The country’s government issued a note to Fiji about
the arrest of Thomas McCosker, who was sentenced to two years in jail for
having sex with local man Dhirendra Nadan.
The Australian High Commission says it is worried that
McCosker was not given access to consular advice, that Australian
representatives were not warned of the case and that no legal representation
was available during the trial.
Nadan and McCosker were released on bail last week, after
civil rights groups claimed the pair’s arrest violated Fiji’s
constitution, which outlaws discrimination based on sexual orientation.
They said the original magistrate who sentenced them was
prejudiced because of homophobia; he had told the pair that their ‘crimes’

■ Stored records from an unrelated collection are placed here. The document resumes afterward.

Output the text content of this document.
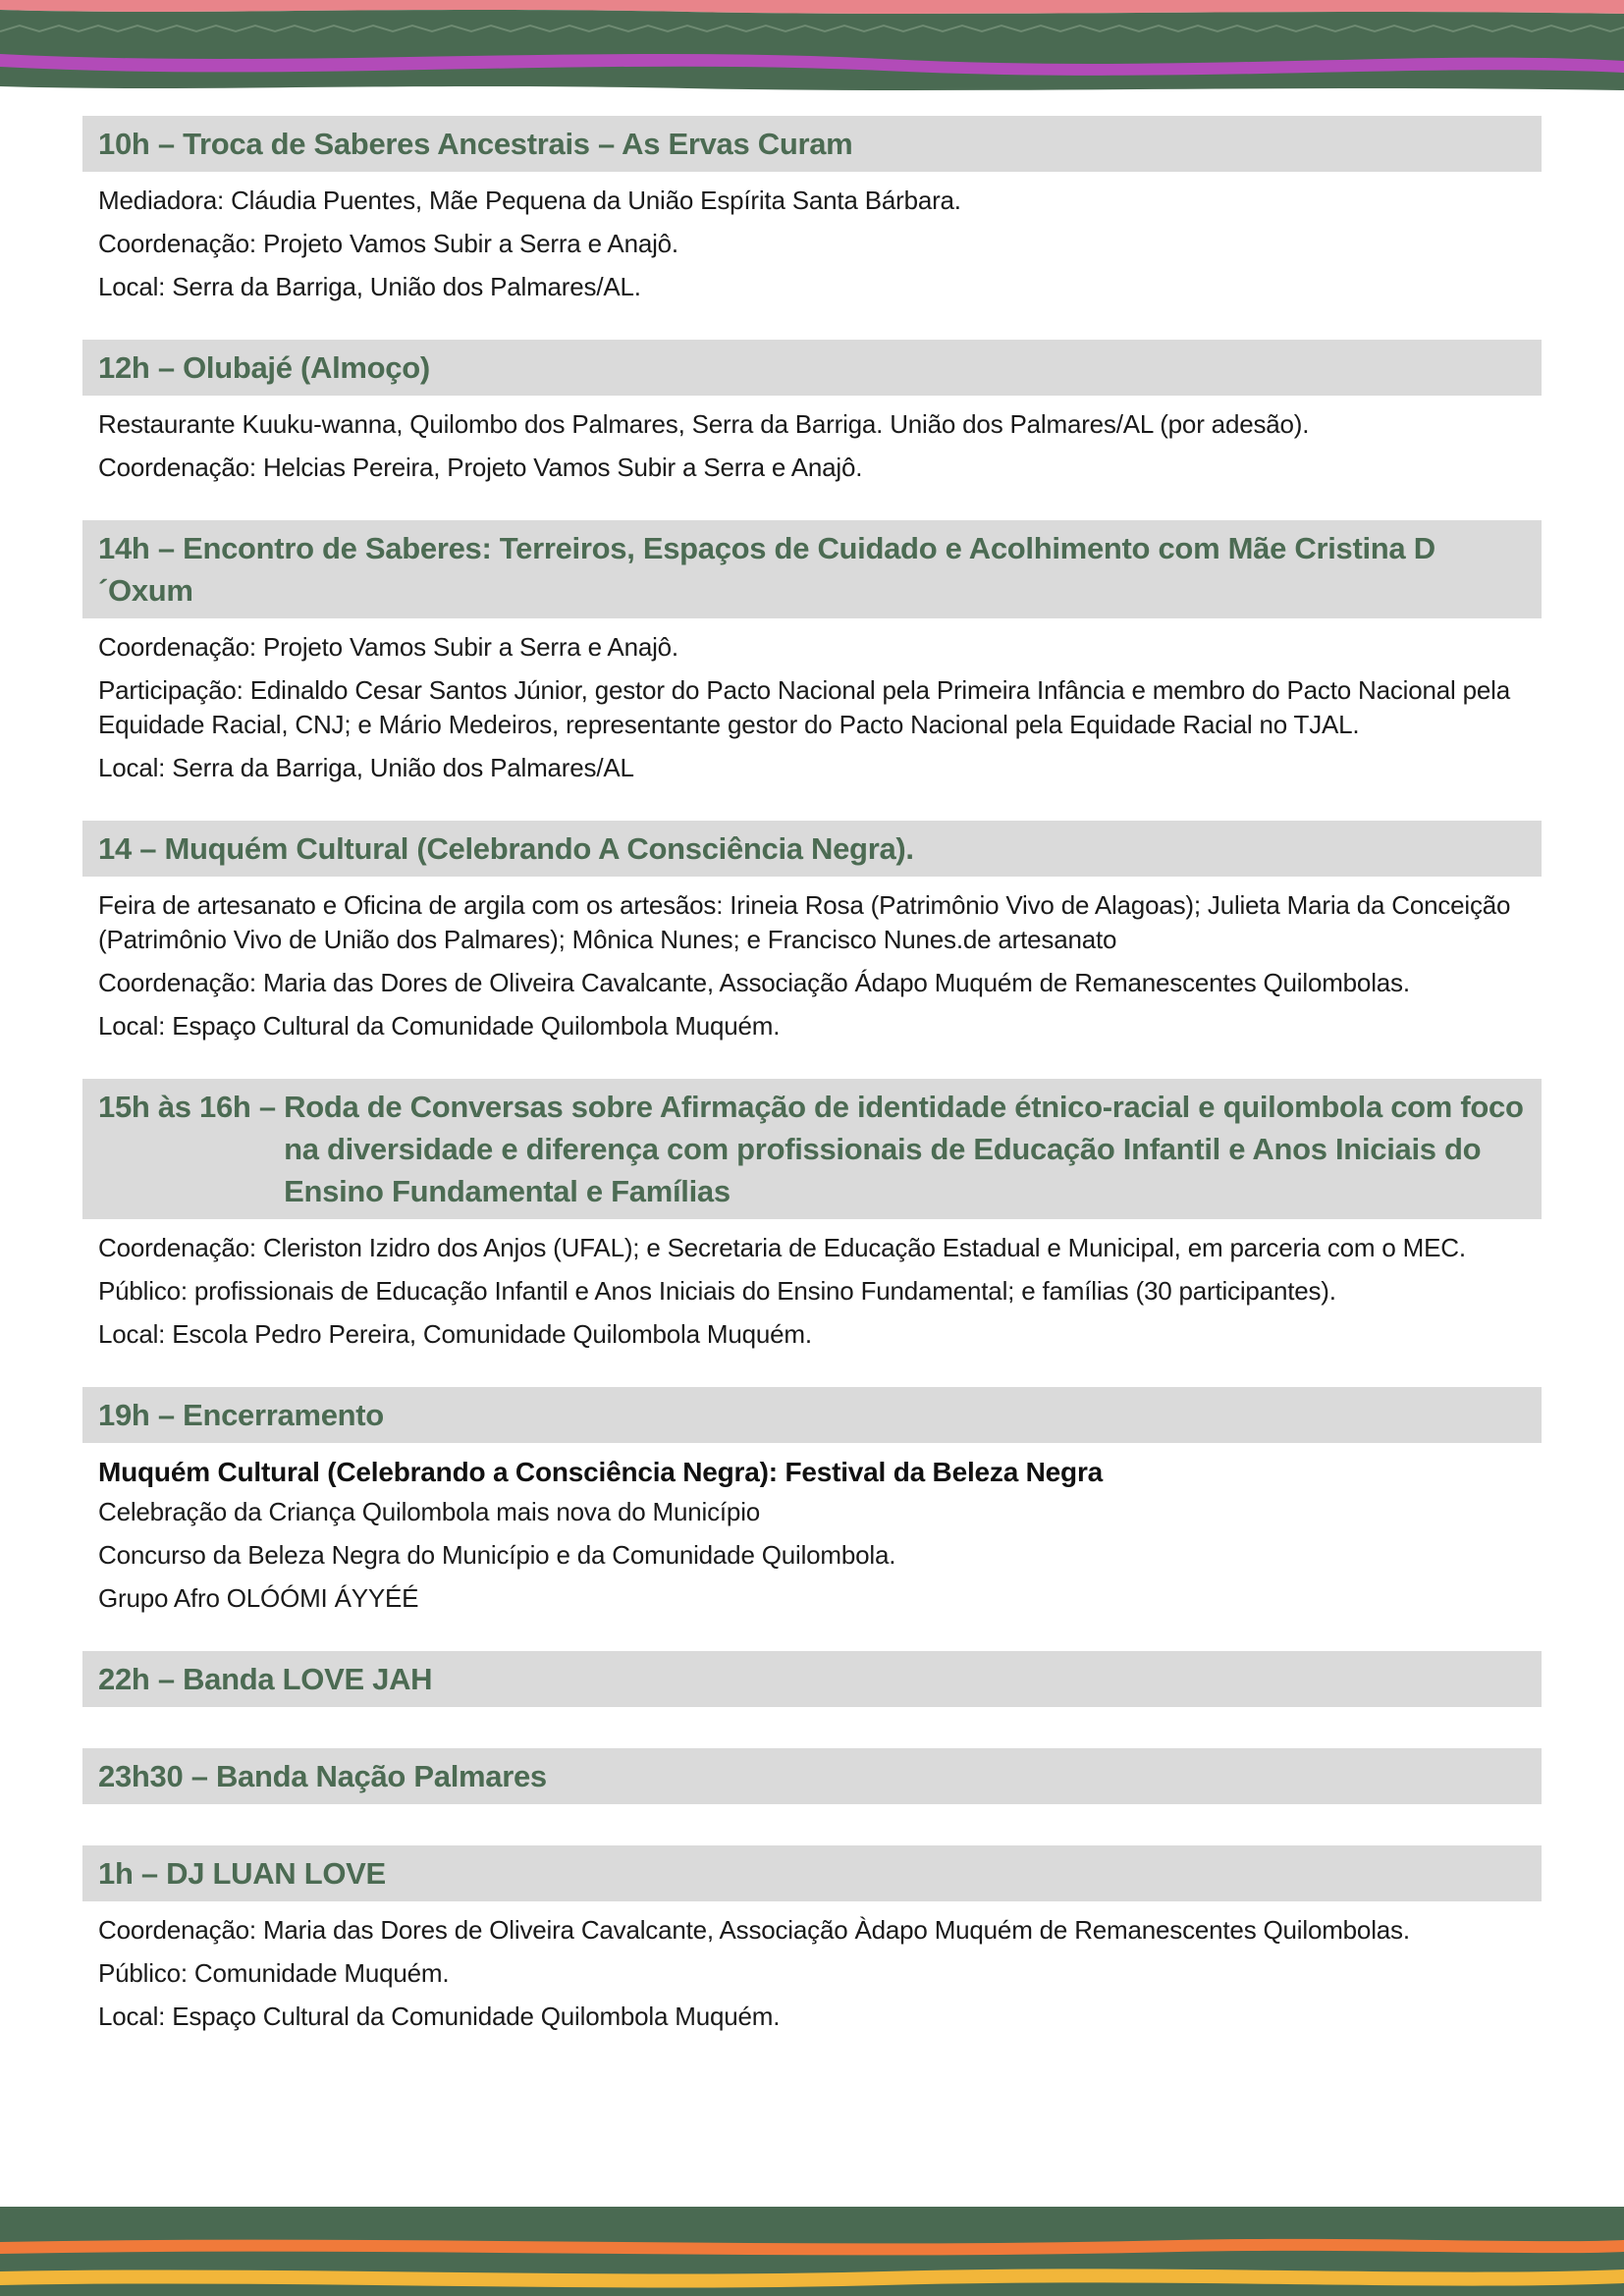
10h – Troca de Saberes Ancestrais – As Ervas Curam
Mediadora: Cláudia Puentes, Mãe Pequena da União Espírita Santa Bárbara.
Coordenação: Projeto Vamos Subir a Serra e Anajô.
Local: Serra da Barriga, União dos Palmares/AL.
12h – Olubajé (Almoço)
Restaurante Kuuku-wanna, Quilombo dos Palmares, Serra da Barriga. União dos Palmares/AL (por adesão).
Coordenação: Helcias Pereira, Projeto Vamos Subir a Serra e Anajô.
14h – Encontro de Saberes: Terreiros, Espaços de Cuidado e Acolhimento com Mãe Cristina D´Oxum
Coordenação: Projeto Vamos Subir a Serra e Anajô.
Participação: Edinaldo Cesar Santos Júnior, gestor do Pacto Nacional pela Primeira Infância e membro do Pacto Nacional pela Equidade Racial, CNJ; e Mário Medeiros, representante gestor do Pacto Nacional pela Equidade Racial no TJAL.
Local: Serra da Barriga, União dos Palmares/AL
14 – Muquém Cultural (Celebrando A Consciência Negra).
Feira de artesanato e Oficina de argila com os artesãos: Irineia Rosa (Patrimônio Vivo de Alagoas); Julieta Maria da Conceição (Patrimônio Vivo de União dos Palmares); Mônica Nunes; e Francisco Nunes.de artesanato
Coordenação: Maria das Dores de Oliveira Cavalcante, Associação Ádapo Muquém de Remanescentes Quilombolas.
Local: Espaço Cultural da Comunidade Quilombola Muquém.
15h às 16h – Roda de Conversas sobre Afirmação de identidade étnico-racial e quilombola com foco na diversidade e diferença com profissionais de Educação Infantil e Anos Iniciais do Ensino Fundamental e Famílias
Coordenação: Cleriston Izidro dos Anjos (UFAL); e Secretaria de Educação Estadual e Municipal, em parceria com o MEC.
Público: profissionais de Educação Infantil e Anos Iniciais do Ensino Fundamental; e famílias (30 participantes).
Local: Escola Pedro Pereira, Comunidade Quilombola Muquém.
19h – Encerramento
Muquém Cultural (Celebrando a Consciência Negra): Festival da Beleza Negra
Celebração da Criança Quilombola mais nova do Município
Concurso da Beleza Negra do Município e da Comunidade Quilombola.
Grupo Afro OLÓÓMI ÁYYÉÉ
22h – Banda LOVE JAH
23h30 – Banda Nação Palmares
1h – DJ LUAN LOVE
Coordenação: Maria das Dores de Oliveira Cavalcante, Associação Àdapo Muquém de Remanescentes Quilombolas.
Público: Comunidade Muquém.
Local: Espaço Cultural da Comunidade Quilombola Muquém.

would “make any decent person vomit”.
However, speaking yesterday, the country’s Director of
Public Prosecution ruled that the ruling was correct and that while
constitutional protection was available to lesbian and gay people, because
homosexuality is still considered illegal the pair may not be protected.
Because McCosker was not given legal advice during the
first trial, Australian officials are hoping the jail-term will be dropped.
The intervention comes as civil rights groups and gay
activists continue to put pressure on the Fijian government to release Nadan
In response to the case earlier this week, the Foreign
and Commonwealth Office (FCO) updated its advice on Fiji, warning lesbian and
gay tourists of “complex” attitudes towards sexuality in the country.